Claire Donner is the New York City branch Director of the Miskatonic Institute of Horror Studies. Despite her background in Art History, she has a special focus on the role of faith, superstition, and manufactured authenticity as a merchandising tool in horror media. Her favorite debate subjects include the so-called Amityville Horror, the Doris Bither case, and the life and theology of Anton LaVey. She enjoys pseudo-snuff films like Faces of Death, the symbiosis of gore and pornography, and cannibalism.



Clare Smith

Clare Smith

Dr Clare Smith is the Historic Collection Curator for the Metropolitan Police Museum. Previously Clare was the Collection Manager for the art collection at National Museum Wales.
Clare has an MA Honours degree in History of Art, a MA in Mythology and Society and wrote her PhD on the Depiction of Jack the Ripper in Film and Culture.
Publications include Top Hat, Gladstone Bag and Fog: The Whitechapel Murders on Film. The chapter ‘Is Hannibal in Love with Me? Gender Changes in the Television series Hannibal; the chapter Jason ‘Statham in Spy; Subverting genre and gender’
Research interests include gender and crime, Nineteenth century art and literature, detective fiction and the depiction of the Whitechapel murders in film and television.



Cory Legassic

Cory Legassic

Cory Legassic is a faculty member of the Humanities and Sociology Departments at Dawson College, Montréal, Québec, where he teaches courses on Social Movements, Social Justice Education, Anti-Racism, Media and Feminist Masculinities. His article “Reasonable Accommodation as a Settling Concept” was published in The Canadian Women’s Studies Journal in their special issue on Women and Canadian Multiculturalism (2010). An article on horror icon Rondo Hatton and the politics of disfigurement in forties horror is forthcoming.



Craig Ian Mann

Craig Ian Mann

Craig Ian Mann is a film scholar, writer and researcher with a particular interest in the cultural politics of popular genres. He is the author of Phases of the Moon: A Cultural History of the Werewolf Film (2020) and
is currently writing his second monograph, Bleeding Us Dry: Independent American Horror and Anti-Capitalism.
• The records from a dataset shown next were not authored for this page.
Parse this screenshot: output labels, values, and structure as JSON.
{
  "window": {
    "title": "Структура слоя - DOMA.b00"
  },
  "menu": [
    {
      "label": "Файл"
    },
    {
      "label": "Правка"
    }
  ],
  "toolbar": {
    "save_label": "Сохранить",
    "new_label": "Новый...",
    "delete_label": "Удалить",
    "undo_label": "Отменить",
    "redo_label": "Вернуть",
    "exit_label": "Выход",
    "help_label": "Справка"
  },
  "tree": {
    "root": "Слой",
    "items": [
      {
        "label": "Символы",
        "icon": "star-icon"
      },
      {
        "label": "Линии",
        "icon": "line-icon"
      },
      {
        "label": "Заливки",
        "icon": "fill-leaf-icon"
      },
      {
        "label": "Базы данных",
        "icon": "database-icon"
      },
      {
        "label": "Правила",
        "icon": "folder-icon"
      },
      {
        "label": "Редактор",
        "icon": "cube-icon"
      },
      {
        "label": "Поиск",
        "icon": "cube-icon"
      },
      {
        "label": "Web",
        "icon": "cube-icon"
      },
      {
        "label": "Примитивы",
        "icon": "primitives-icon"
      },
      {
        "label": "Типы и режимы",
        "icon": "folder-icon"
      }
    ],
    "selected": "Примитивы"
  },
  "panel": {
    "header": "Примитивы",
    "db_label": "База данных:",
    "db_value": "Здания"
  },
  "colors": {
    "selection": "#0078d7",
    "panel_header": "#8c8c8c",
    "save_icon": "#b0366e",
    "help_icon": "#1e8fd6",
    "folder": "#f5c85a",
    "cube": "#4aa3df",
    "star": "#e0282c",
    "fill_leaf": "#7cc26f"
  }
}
He is a lecturer in film and media studies at Sheffield Hallam University, organiser of the annual Fear 2000 conference series on contemporary horror media and co-editor of the 21st Century Horror book series at Edinburgh University Press.



D. W. Pasulka

D. W. Pasulka

Dr. D. W. Pasulka is a professor of religious studies at the University of North Carolina, Wilmington. Her work spans Catholic history to modern day reports of UAPs and UFOs. Her recent book, American Cosmic: UFOs, Religion, and Technology (Oxford, 2019) has been featured in Vice, Vox, Fox News, Tank, The Los Angeles Review of Books, Publisher’s Weekly, and Kirkus Reviews. She has presented her research at the Guggenheim Museum in New York City, universities, and has been an invited speaker internationally and at various museums and public radio stations. She is also the author of Heaven Can Wait (Oxford University Press 2014); two co-authored books about religion and technology; and numerous academic essays. In cooperation with the Vatican, she is the lead of the translation project of the canonization records of the saint, Joseph of Copertino. Her latest book, Encounters, will be released in Fall 2023 with St. Martin’s Essentials. Additionally, Dr. Pasulka consults about religion and history for movies and television, including THE CONJURING (2013).



Daniel Bird

Daniel Bird

Daniel Bird is a writer, filmmaker, and one of the world’s leading scholars on Eastern European cult cinema. He has curated numerous retrospectives, overseen film restorations, participated in DVD commentaries and is best known as the biographer of both Walerian Borowczyk and Andrzej Żuławski. Daniel Bird first interviewed Zulawski for Eyeball magazine with Stephen Thrower back in 1997. He organised ‘A Weekend with Andrzej Zulawski’, the first Anglo-phone overview of Zulawski’s films, at the Cine Lumiere in 1998. The following year he visited the set of Zulawski’s La fidelite in Paris and worked with with Anchor Bay Entertainment to release Possession on DVD in the U.S., for which he also moderated a commentary track with the director. Over the years he continued to work with Zulawski, liaising with festivals, distributors and producers on retrospectives, DVD releases and film projects. Last year he made the English subtitles for Zulawski’s Cosmos and produced a restoration of On the Silver Globe.



Daniel Sheppard

Daniel Sheppard

Daniel Sheppard is a PhD Candidate and Visiting Lecturer in Film Studies at Birmingham City University, UK. His thesis is called “Gays, Women, and Chainsaws: Queer Approaches to Characterisation and Identification in Contemporary Slasher Film and Television, 1996-2019,” and is fully funded by the AHRC Midlands4Cities Doctoral Training Partnership.



David Austin

David Austin

David Austin is the author of FEAR OF A BLACK NATION: RACE, SEX, AND SECURITY IN SIXTIES MONTREAL (2013), winner of the 2014 Casa de las Americas Prize. He has also produced radio documentaries for CBC’s IDEAS on the life and work of C.L.R. James (THE BLACK JACOBIN, 2004) and Frantz Fanon (THE WRETCHED OF THE EARTH, 2006) and he currently teaches in the Department of Humanities, Philosophy and Religion at John Abbott College.